Della Murad spent nine months in Iranian Kurdistan, as an exile in her homeland; she went to Germany with a prospect of starting a new life. However things took an unexpected turn. She was diagnosed with a rare thyroid cancer. The doctors believed that it was because of the chemical poison that Saddam's regime would often implode on Halabja.

“The hardest part of this was not seeing my children, and however looking, back I can honestly say that this time of reflection and enforced solitary confinement in the hospitals ignited much consideration about my future and what I wanted from my life.

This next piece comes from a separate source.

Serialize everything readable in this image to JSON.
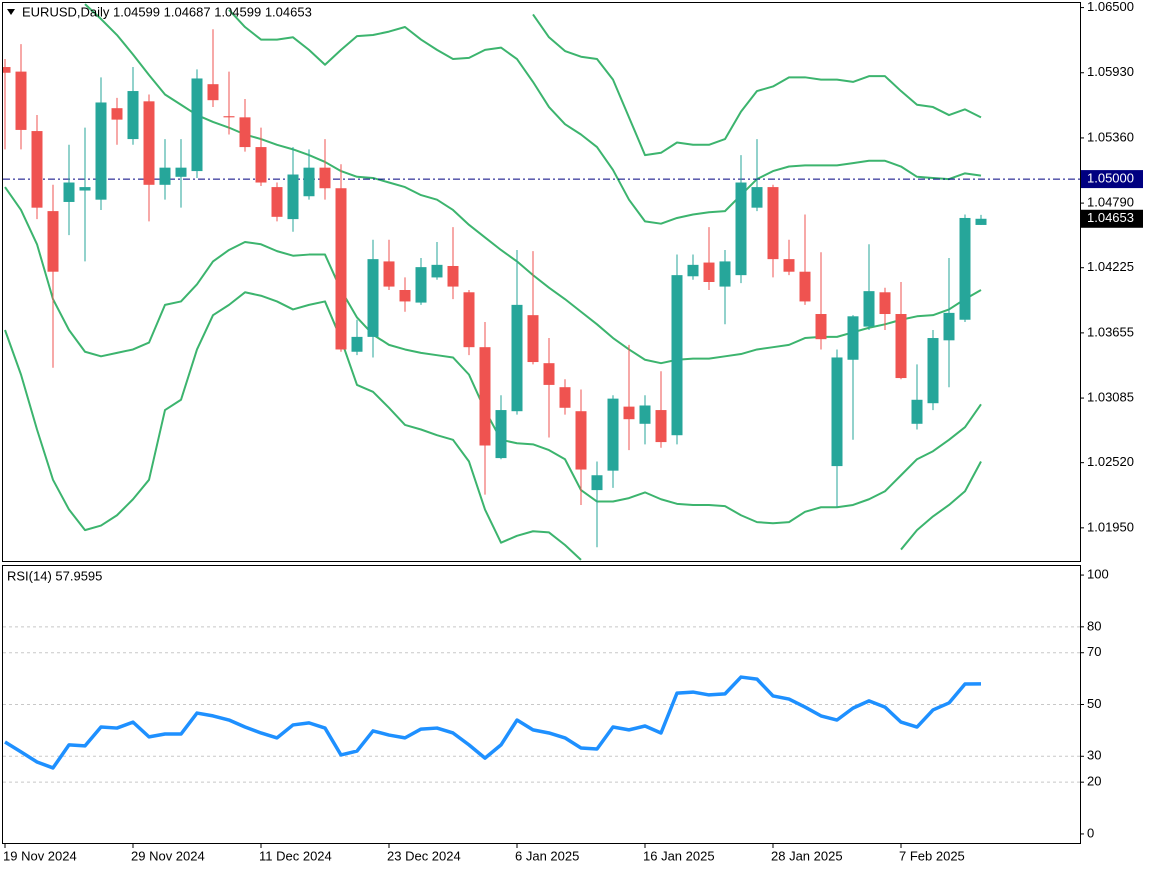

In essence it was the first stepping stone in my life as it is today,” Della added.

After defeating cancer, Della came to London in 1989 and a new page in her life was opened.

She decided to come to London in order to change her irresistible fate and to be able to one day return to Kurdistan. She was prepared for a challenge in a new country, a multicultural city and a language that she could not speak at the time.

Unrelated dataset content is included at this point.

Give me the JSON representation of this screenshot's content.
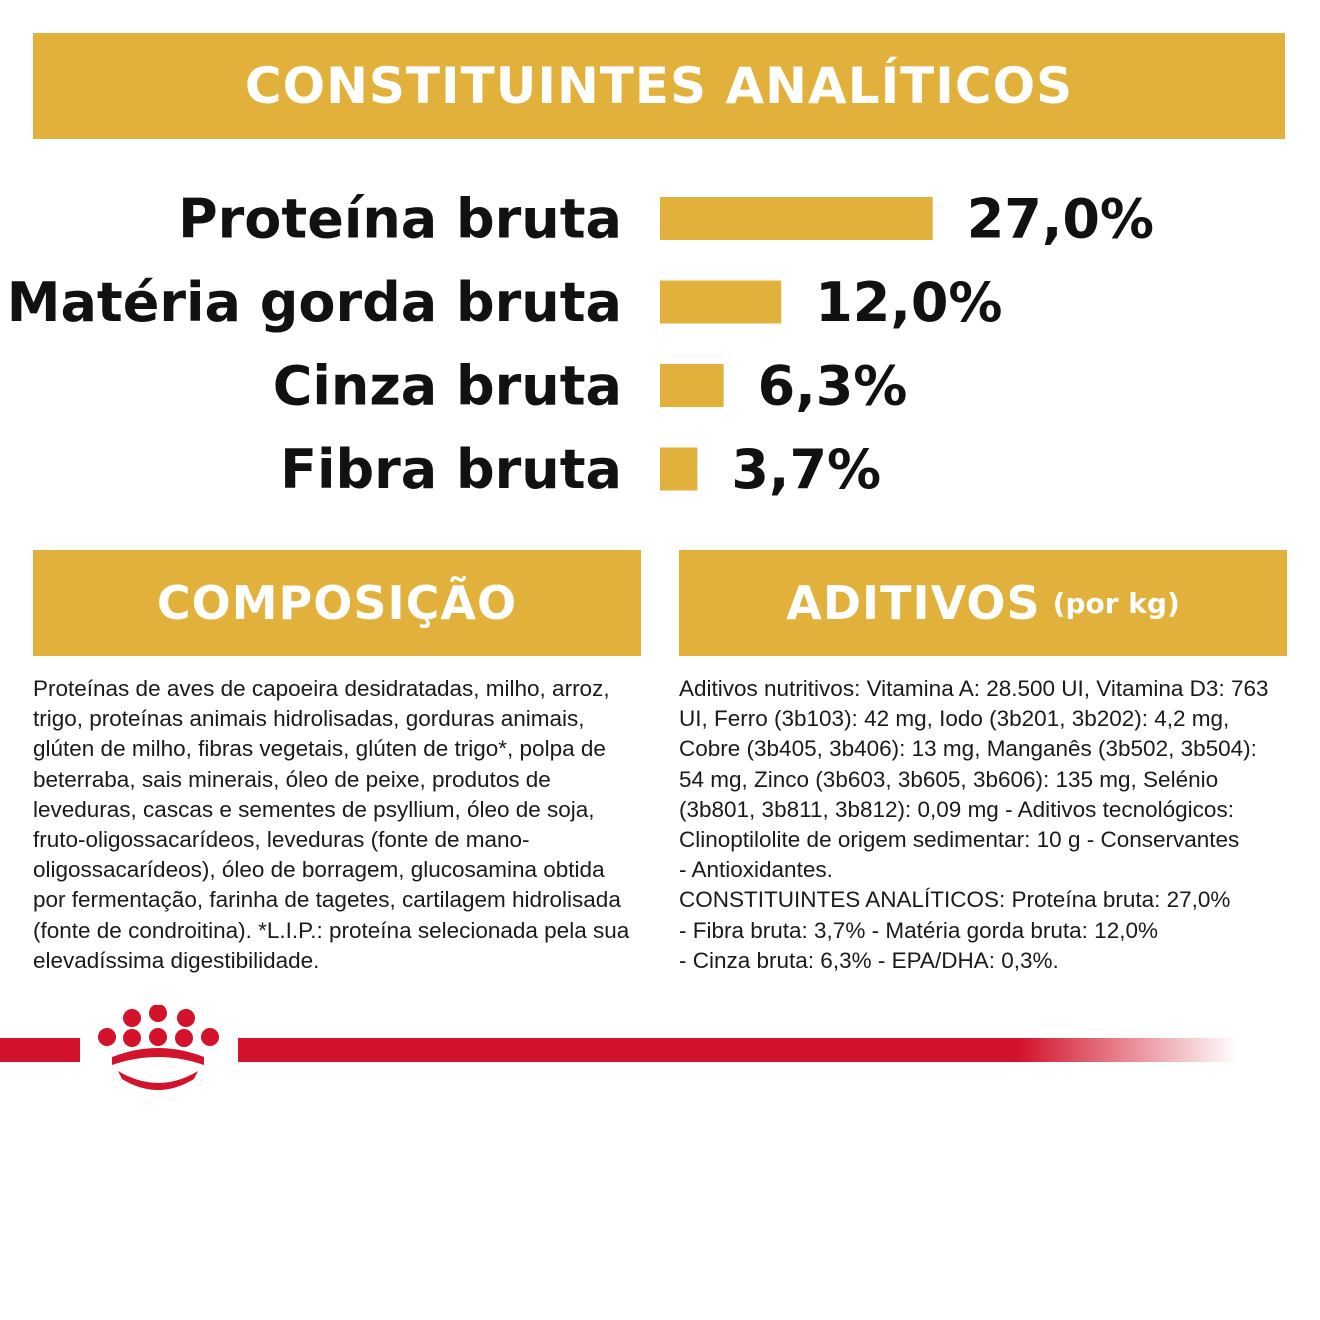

“The biggest obstacle was the language barrier,” said Della, while having the Kurdish-style brewed tea, and continued: “I felt like I had so much to say and offer but no longer had the vehicle to carry my thoughts and identity.”

A passionate woman Della learnt English in a short time and met her second husband Ahmed in Newroz – Kurdish New year celebrations on 21st of March 1993.

I asked her that why she had become a fashion designer. She told me that she had worn traditional Kurdish clothes to attend a party and everybody had their eyes on her, she had felt like a princess.

Feeling like a princess revealed Della’s hidden talents, which lead Mrs. Murad to become a renowned Kurdish fashion designer. She has worked as a fashion designer for the last 15 years.

“My inspiration is the traditional Kurdish clothes,” said Mrs. Murad and showed me old items of clothes that she had brought from Northern Kurdistan, Kurdistan region in Turkey, to modernise, “I researched and reached the resources as much as I could. I travelled to each part of Kurdistan. Kurdish people have many nice clothes; everybody should has information about our culture,” she added.

Della Murad organized many fashion shows, at City Hall, at the Victoria and Albert Museum, at the British Museum, at the Museum of London, at Hackney Museum, in Belgium, in Germany and in Iraqi Kurdistan.

She won the Millennium Award for innovative ideas and projects in 2004. The certificate was given to her by the former Mayor of London Ken Livingstone.

“When I received the Millennium Award in 2004 I felt as if my work had been appreciated and validated. It meant to me that I had contributed to a country that gave me so much in my own way. It only made me strive harder, believe in myself and cause to promote every part of Kurdistan and its culture and to aim higher,” she said to explain her feelings.

Della organized the last significant Kurdish fashion show in Dubai under title of “Colour of Kurdistan” in January 2011. She collected fabrics around the Kurdistan and harmonised them in order to create past, present and future of the Kurdish fashion at the same time and on one design.

“Traditional Kurdish clothes were showed first then my designs were showed by Kurdish and Arabic models,” said Della.

She invited representatives of foreign countries, Journalists, fashion designers and representatives of textile sector.

“My aim was to present, not only fashion, Kurdish music, Kurdish cuisine and Kurdish art. A short film was screened. I wanted to show a small Kurdistan,” she said with a proud tone of voice.

“The fashion show in Dubai for me can be described as one of the highlights of my career. Not only was it a culmination of years of hard work and commitment on a personal level but it was also the first of its kind in an Arab country,” she added.

Della Murad was successful after a tough struggle. She fought both internal and external factors to stay on her own feet. She is a positive role model for Kurdish Women.

After interviewing I stepped toward Camden Town Station. It was still cold.